Ethan Ampadu, Chelsea and the importance of the intangibles

Date published: Saturday 17th February 2018 1:40

“He deserved to play this game and against Everton and against Huddersfield in the league,” said Antonio Conte in December. “Now he has to stay calm.”

Ethan Ampadu knows no other way. His rise has been stratospheric, yet still he remains grounded. He is, in the words of former manager Paul Tisdale, a 17-year-old who “plays like a 35-year-old”.

That is no insult, but a reflection of how Ampadu is as gifted mentally as he is physically. His intelligence and reading of the game belies his youth, and his ability to seamlessly switch between defensive midfield and centre-half is the sort of talent players develop in their 20s, not their teens.

In the 4-0 victory over Hull, he was deployed in the centre of defence, flanked by the more experienced Gary Cahill and a £33million defender in Antonio Rudiger. Yet it was Ampadu who was issuing orders to his teammates, marshalling the backline with consummate ease. On one occasion he implored his captain, Premier League and Champions League winner Cahill, to press higher up the pitch to squeeze out the attack.

If that implies a certain arrogance, a typical case of youth disrespecting his elders, the truth could not be more different. Ampadu simply revels in responsibility, and is as comfortable in the role of leader as he is follower.

There is a certain serenity to the Welshman’s game, a composed, relaxed air. He exudes calm when he would be forgiven for a bout of nervousness. For a 17-year-old not to panic when given such an opportunity is remarkable.

Which is not to say that his ability cannot be measured in simple statistics. No player made more tackles (4), clearances (4) or interceptions (3) against Hull, no player blocked more shots (1), and he did not commit a single foul. He completed each of his 30 passes, and has misplaced just seven of 179 in his last five games.

Such a relaxed style does not come without its downfalls. Nouha Dicko skipped past him in the closing stages on Friday before forcing a save from Willy Caballero, and one pass put the keeper under immense pressure. But mistakes are to be expected with a player still in the early steps of his development.

Conte has been careful to manage his opportunities. Ampadu has played seven games this season, and Chelsea have won each of them.
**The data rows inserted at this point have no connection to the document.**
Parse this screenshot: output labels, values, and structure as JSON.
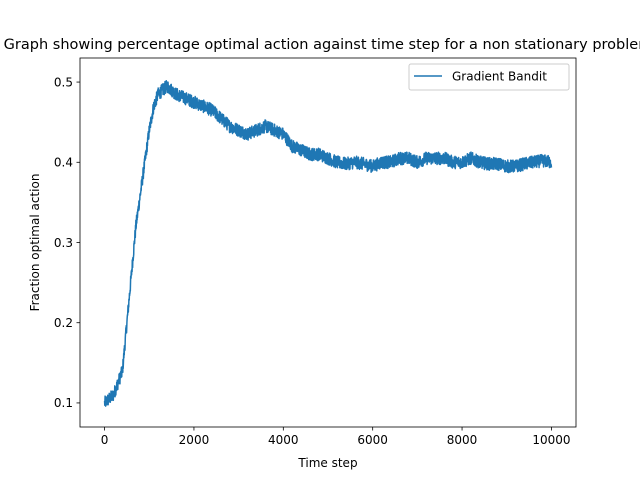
{
  "chart_data": {
    "type": "line",
    "title": "Graph showing percentage optimal action against time step for a non stationary problem",
    "xlabel": "Time step",
    "ylabel": "Fraction optimal action",
    "xlim": [
      -550,
      10550
    ],
    "ylim": [
      0.07,
      0.53
    ],
    "xticks": [
      0,
      2000,
      4000,
      6000,
      8000,
      10000
    ],
    "xtick_labels": [
      "0",
      "2000",
      "4000",
      "6000",
      "8000",
      "10000"
    ],
    "yticks": [
      0.1,
      0.2,
      0.3,
      0.4,
      0.5
    ],
    "ytick_labels": [
      "0.1",
      "0.2",
      "0.3",
      "0.4",
      "0.5"
    ],
    "grid": false,
    "legend_position": "upper right",
    "series": [
      {
        "name": "Gradient Bandit",
        "color": "#1f77b4",
        "noise": 0.008,
        "x": [
          0,
          200,
          400,
          500,
          600,
          700,
          800,
          900,
          1000,
          1100,
          1200,
          1300,
          1400,
          1500,
          1600,
          1800,
          2000,
          2200,
          2400,
          2600,
          2800,
          3000,
          3200,
          3400,
          3600,
          3800,
          4000,
          4200,
          4400,
          4600,
          4800,
          5000,
          5200,
          5400,
          5600,
          5800,
          6000,
          6200,
          6400,
          6600,
          6800,
          7000,
          7200,
          7400,
          7600,
          7800,
          8000,
          8200,
          8400,
          8600,
          8800,
          9000,
          9200,
          9400,
          9600,
          9800,
          10000
        ],
        "y": [
          0.1,
          0.11,
          0.14,
          0.2,
          0.26,
          0.32,
          0.36,
          0.4,
          0.44,
          0.47,
          0.485,
          0.49,
          0.495,
          0.49,
          0.485,
          0.48,
          0.475,
          0.47,
          0.465,
          0.455,
          0.445,
          0.44,
          0.435,
          0.44,
          0.445,
          0.44,
          0.435,
          0.42,
          0.415,
          0.41,
          0.41,
          0.405,
          0.4,
          0.398,
          0.4,
          0.398,
          0.395,
          0.4,
          0.4,
          0.405,
          0.405,
          0.4,
          0.405,
          0.405,
          0.405,
          0.4,
          0.4,
          0.405,
          0.4,
          0.398,
          0.398,
          0.395,
          0.395,
          0.398,
          0.4,
          0.402,
          0.4
        ]
      }
    ]
  }
}
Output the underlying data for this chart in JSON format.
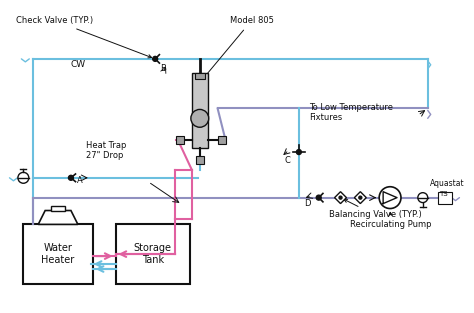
{
  "bg_color": "#ffffff",
  "cw_color": "#6bbfdf",
  "hot_color": "#e060a0",
  "mixed_color": "#9090c0",
  "figsize": [
    4.74,
    3.13
  ],
  "dpi": 100,
  "labels": {
    "check_valve": "Check Valve (TYP.)",
    "model": "Model 805",
    "heat_trap": "Heat Trap\n27\" Drop",
    "low_temp": "To Low Temperature\nFixtures",
    "balancing": "Balancing Valve (TYP.)",
    "recirc": "Recirculating Pump",
    "aquastat": "Aquastat",
    "ts": "TS",
    "storage": "Storage\nTank",
    "water_heater": "Water\nHeater",
    "cw": "CW",
    "A": "A",
    "B": "B",
    "C": "C",
    "D": "D"
  }
}
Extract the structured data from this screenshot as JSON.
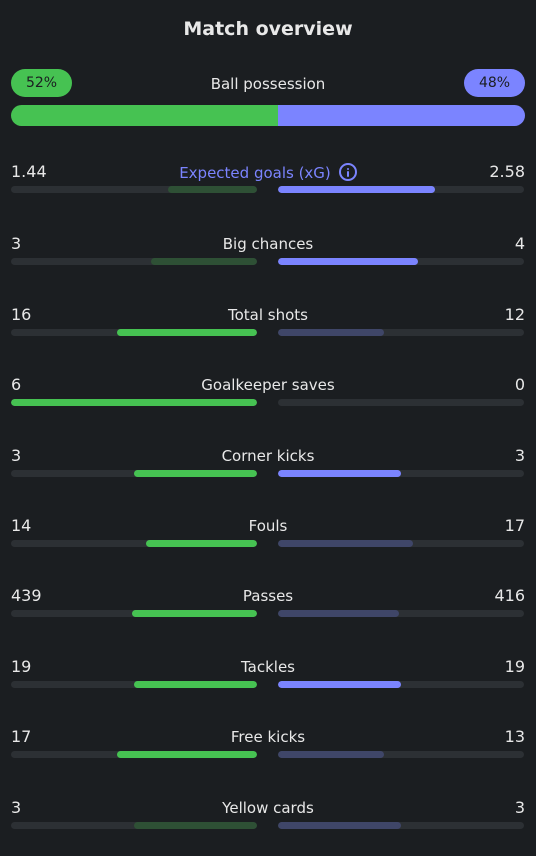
{
  "header": {
    "title": "Match overview"
  },
  "possession": {
    "label": "Ball possession",
    "home": "52%",
    "away": "48%",
    "home_fraction": 0.52
  },
  "stats": [
    {
      "label": "Expected goals (xG)",
      "home": "1.44",
      "away": "2.58",
      "home_fill": 0.36,
      "away_fill": 0.64,
      "home_strong": false,
      "away_strong": true,
      "info": true
    },
    {
      "label": "Big chances",
      "home": "3",
      "away": "4",
      "home_fill": 0.43,
      "away_fill": 0.57,
      "home_strong": false,
      "away_strong": true
    },
    {
      "label": "Total shots",
      "home": "16",
      "away": "12",
      "home_fill": 0.57,
      "away_fill": 0.43,
      "home_strong": true,
      "away_strong": false
    },
    {
      "label": "Goalkeeper saves",
      "home": "6",
      "away": "0",
      "home_fill": 1.0,
      "away_fill": 0.0,
      "home_strong": true,
      "away_strong": false
    },
    {
      "label": "Corner kicks",
      "home": "3",
      "away": "3",
      "home_fill": 0.5,
      "away_fill": 0.5,
      "home_strong": true,
      "away_strong": true
    },
    {
      "label": "Fouls",
      "home": "14",
      "away": "17",
      "home_fill": 0.45,
      "away_fill": 0.55,
      "home_strong": true,
      "away_strong": false
    },
    {
      "label": "Passes",
      "home": "439",
      "away": "416",
      "home_fill": 0.51,
      "away_fill": 0.49,
      "home_strong": true,
      "away_strong": false
    },
    {
      "label": "Tackles",
      "home": "19",
      "away": "19",
      "home_fill": 0.5,
      "away_fill": 0.5,
      "home_strong": true,
      "away_strong": true
    },
    {
      "label": "Free kicks",
      "home": "17",
      "away": "13",
      "home_fill": 0.57,
      "away_fill": 0.43,
      "home_strong": true,
      "away_strong": false
    },
    {
      "label": "Yellow cards",
      "home": "3",
      "away": "3",
      "home_fill": 0.5,
      "away_fill": 0.5,
      "home_strong": false,
      "away_strong": false
    }
  ]
}
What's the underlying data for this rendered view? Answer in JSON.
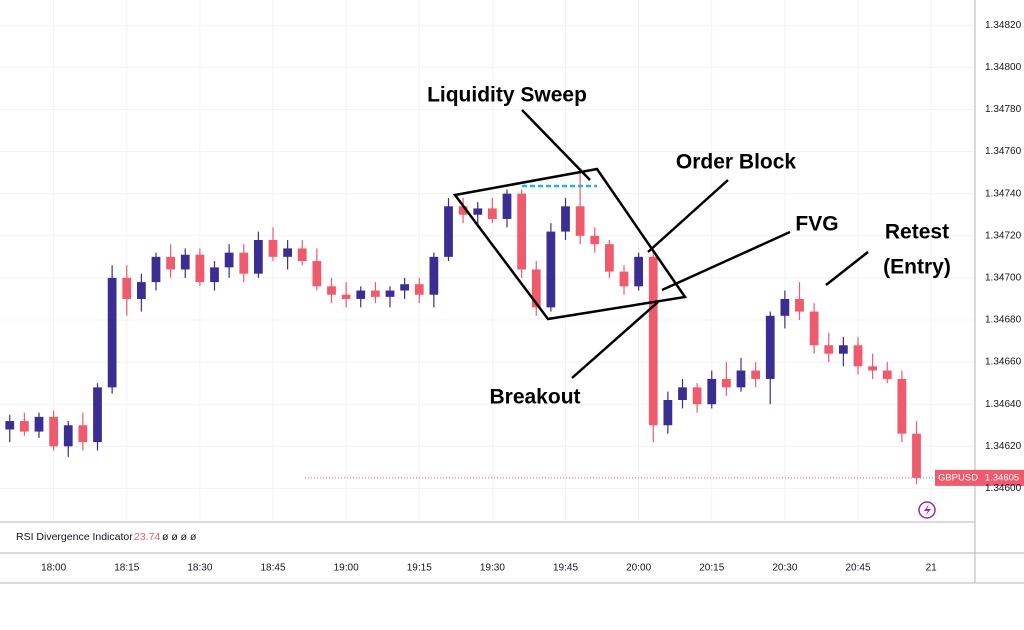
{
  "chart_data": {
    "type": "candlestick",
    "symbol": "GBPUSD",
    "last_price": {
      "value": 1.34605,
      "label": "1.34605"
    },
    "up_color": "#3b2e93",
    "down_color": "#ef5a6c",
    "grid": true,
    "xlim": [
      "17:49",
      "21:09"
    ],
    "ylim": [
      1.34585,
      1.34832
    ],
    "yticks": [
      {
        "value": 1.346,
        "label": "1.34600"
      },
      {
        "value": 1.3462,
        "label": "1.34620"
      },
      {
        "value": 1.3464,
        "label": "1.34640"
      },
      {
        "value": 1.3466,
        "label": "1.34660"
      },
      {
        "value": 1.3468,
        "label": "1.34680"
      },
      {
        "value": 1.347,
        "label": "1.34700"
      },
      {
        "value": 1.3472,
        "label": "1.34720"
      },
      {
        "value": 1.3474,
        "label": "1.34740"
      },
      {
        "value": 1.3476,
        "label": "1.34760"
      },
      {
        "value": 1.3478,
        "label": "1.34780"
      },
      {
        "value": 1.348,
        "label": "1.34800"
      },
      {
        "value": 1.3482,
        "label": "1.34820"
      }
    ],
    "xticks": [
      "18:00",
      "18:15",
      "18:30",
      "18:45",
      "19:00",
      "19:15",
      "19:30",
      "19:45",
      "20:00",
      "20:15",
      "20:30",
      "20:45",
      {
        "value": "21:00",
        "label": "21"
      }
    ],
    "x": [
      "17:51",
      "17:54",
      "17:57",
      "18:00",
      "18:03",
      "18:06",
      "18:09",
      "18:12",
      "18:15",
      "18:18",
      "18:21",
      "18:24",
      "18:27",
      "18:30",
      "18:33",
      "18:36",
      "18:39",
      "18:42",
      "18:45",
      "18:48",
      "18:51",
      "18:54",
      "18:57",
      "19:00",
      "19:03",
      "19:06",
      "19:09",
      "19:12",
      "19:15",
      "19:18",
      "19:21",
      "19:24",
      "19:27",
      "19:30",
      "19:33",
      "19:36",
      "19:39",
      "19:42",
      "19:45",
      "19:48",
      "19:51",
      "19:54",
      "19:57",
      "20:00",
      "20:03",
      "20:06",
      "20:09",
      "20:12",
      "20:15",
      "20:18",
      "20:21",
      "20:24",
      "20:27",
      "20:30",
      "20:33",
      "20:36",
      "20:39",
      "20:42",
      "20:45",
      "20:48",
      "20:51",
      "20:54",
      "20:57"
    ],
    "open": [
      1.34628,
      1.34632,
      1.34627,
      1.34634,
      1.3462,
      1.3463,
      1.34622,
      1.34648,
      1.347,
      1.3469,
      1.34698,
      1.3471,
      1.34704,
      1.34711,
      1.34698,
      1.34705,
      1.34712,
      1.34702,
      1.34718,
      1.3471,
      1.34714,
      1.34708,
      1.34696,
      1.34692,
      1.3469,
      1.34694,
      1.34691,
      1.34694,
      1.34697,
      1.34692,
      1.3471,
      1.34734,
      1.3473,
      1.34733,
      1.34728,
      1.3474,
      1.34704,
      1.34686,
      1.34722,
      1.34734,
      1.3472,
      1.34716,
      1.34703,
      1.34696,
      1.3471,
      1.3463,
      1.34642,
      1.34648,
      1.3464,
      1.34652,
      1.34648,
      1.34656,
      1.34652,
      1.34682,
      1.3469,
      1.34684,
      1.34668,
      1.34664,
      1.34668,
      1.34658,
      1.34656,
      1.34652,
      1.34626
    ],
    "high": [
      1.34635,
      1.34636,
      1.34636,
      1.34637,
      1.34632,
      1.34636,
      1.3465,
      1.34706,
      1.34706,
      1.34702,
      1.34712,
      1.34716,
      1.34714,
      1.34714,
      1.34708,
      1.34716,
      1.34716,
      1.34722,
      1.34724,
      1.34718,
      1.34718,
      1.34714,
      1.347,
      1.34698,
      1.34696,
      1.34698,
      1.34696,
      1.347,
      1.347,
      1.34712,
      1.34738,
      1.34738,
      1.34736,
      1.34738,
      1.34742,
      1.34742,
      1.34708,
      1.34726,
      1.34738,
      1.34752,
      1.34724,
      1.34718,
      1.34706,
      1.34712,
      1.34712,
      1.34646,
      1.34652,
      1.3465,
      1.34656,
      1.3466,
      1.34662,
      1.3466,
      1.34684,
      1.34694,
      1.34698,
      1.34688,
      1.34674,
      1.34672,
      1.34672,
      1.34664,
      1.3466,
      1.34656,
      1.34632
    ],
    "low": [
      1.34622,
      1.34625,
      1.34624,
      1.34618,
      1.34615,
      1.34618,
      1.34618,
      1.34645,
      1.34682,
      1.34684,
      1.34694,
      1.347,
      1.347,
      1.34696,
      1.34694,
      1.347,
      1.34698,
      1.347,
      1.34708,
      1.34704,
      1.34706,
      1.34694,
      1.34688,
      1.34686,
      1.34686,
      1.34688,
      1.34686,
      1.3469,
      1.34688,
      1.34686,
      1.34708,
      1.34726,
      1.34724,
      1.34726,
      1.34724,
      1.347,
      1.34682,
      1.34684,
      1.34718,
      1.34716,
      1.34712,
      1.347,
      1.34692,
      1.34694,
      1.34622,
      1.34626,
      1.34638,
      1.34636,
      1.34638,
      1.34644,
      1.34646,
      1.34648,
      1.3464,
      1.34676,
      1.3468,
      1.34664,
      1.3466,
      1.34658,
      1.34654,
      1.34652,
      1.3465,
      1.34622,
      1.34602
    ],
    "close": [
      1.34632,
      1.34627,
      1.34634,
      1.3462,
      1.3463,
      1.34622,
      1.34648,
      1.347,
      1.3469,
      1.34698,
      1.3471,
      1.34704,
      1.34711,
      1.34698,
      1.34705,
      1.34712,
      1.34702,
      1.34718,
      1.3471,
      1.34714,
      1.34708,
      1.34696,
      1.34692,
      1.3469,
      1.34694,
      1.34691,
      1.34694,
      1.34697,
      1.34692,
      1.3471,
      1.34734,
      1.3473,
      1.34733,
      1.34728,
      1.3474,
      1.34704,
      1.34686,
      1.34722,
      1.34734,
      1.3472,
      1.34716,
      1.34703,
      1.34696,
      1.3471,
      1.3463,
      1.34642,
      1.34648,
      1.3464,
      1.34652,
      1.34648,
      1.34656,
      1.34652,
      1.34682,
      1.3469,
      1.34684,
      1.34668,
      1.34664,
      1.34668,
      1.34658,
      1.34656,
      1.34652,
      1.34626,
      1.34605
    ],
    "indicator": {
      "name": "RSI Divergence Indicator",
      "value": 23.74,
      "placeholders": "ø ø ø ø"
    },
    "annotations": [
      "Liquidity Sweep",
      "Order Block",
      "FVG",
      "Retest",
      "(Entry)",
      "Breakout"
    ]
  }
}
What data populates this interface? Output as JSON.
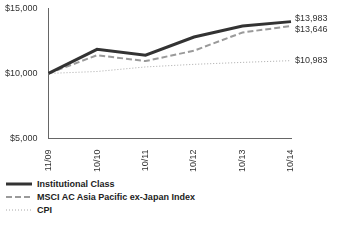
{
  "chart_data": {
    "type": "line",
    "categories": [
      "11/09",
      "10/10",
      "10/11",
      "10/12",
      "10/13",
      "10/14"
    ],
    "series": [
      {
        "name": "Institutional Class",
        "color": "#333333",
        "line_style": "solid",
        "values": [
          10000,
          11850,
          11400,
          12800,
          13650,
          13983
        ],
        "value_labels": [
          null,
          null,
          null,
          null,
          null,
          "$13,983"
        ]
      },
      {
        "name": "MSCI AC Asia Pacific ex-Japan Index",
        "color": "#9a9a9a",
        "line_style": "dashed",
        "values": [
          10000,
          11400,
          10950,
          11750,
          13150,
          13646
        ],
        "value_labels": [
          null,
          null,
          null,
          null,
          null,
          "$13,646"
        ]
      },
      {
        "name": "CPI",
        "color": "#a8a8a8",
        "line_style": "dotted",
        "values": [
          10000,
          10150,
          10500,
          10700,
          10850,
          10983
        ],
        "value_labels": [
          null,
          null,
          null,
          null,
          null,
          "$10,983"
        ]
      }
    ],
    "ylim": [
      5000,
      15000
    ],
    "yticks": [
      {
        "value": 5000,
        "label": "$5,000"
      },
      {
        "value": 10000,
        "label": "$10,000"
      },
      {
        "value": 15000,
        "label": "$15,000"
      }
    ],
    "grid": false,
    "legend": "bottom",
    "data_labels": true
  }
}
He was signed in July, made his debut in September, was handed his first start in October, became a full Wales international in November, and played his first Premier League game in December.

It is a shame that Exeter say there is a “massive disparity” in both clubs’ valuation of the player. Chelsea have done wonders for Ampadu, but his former club deserve adequate compensation after giving him his first taste of competitive football. Life in League Two was an invaluable experience, the foundation upon which Chelsea have built.

Ampadu’s fee will eventually be set at a tribunal, but in the meantime he is earning his manager’s trust with each appearance. “Show me young players who deserve to play regularly for Chelsea and I’m ready to pick them,” Conte said in August, but he was keen to point out that this was a two-way street. “But, I repeat, you must have the possibilities to do this. Not to invent them.”

Ampadu is taking each chance with characteristic poise and tranquility. As impressive as the perfect pass-completion rate and the well-timed tackles are, the intangibles set him apart.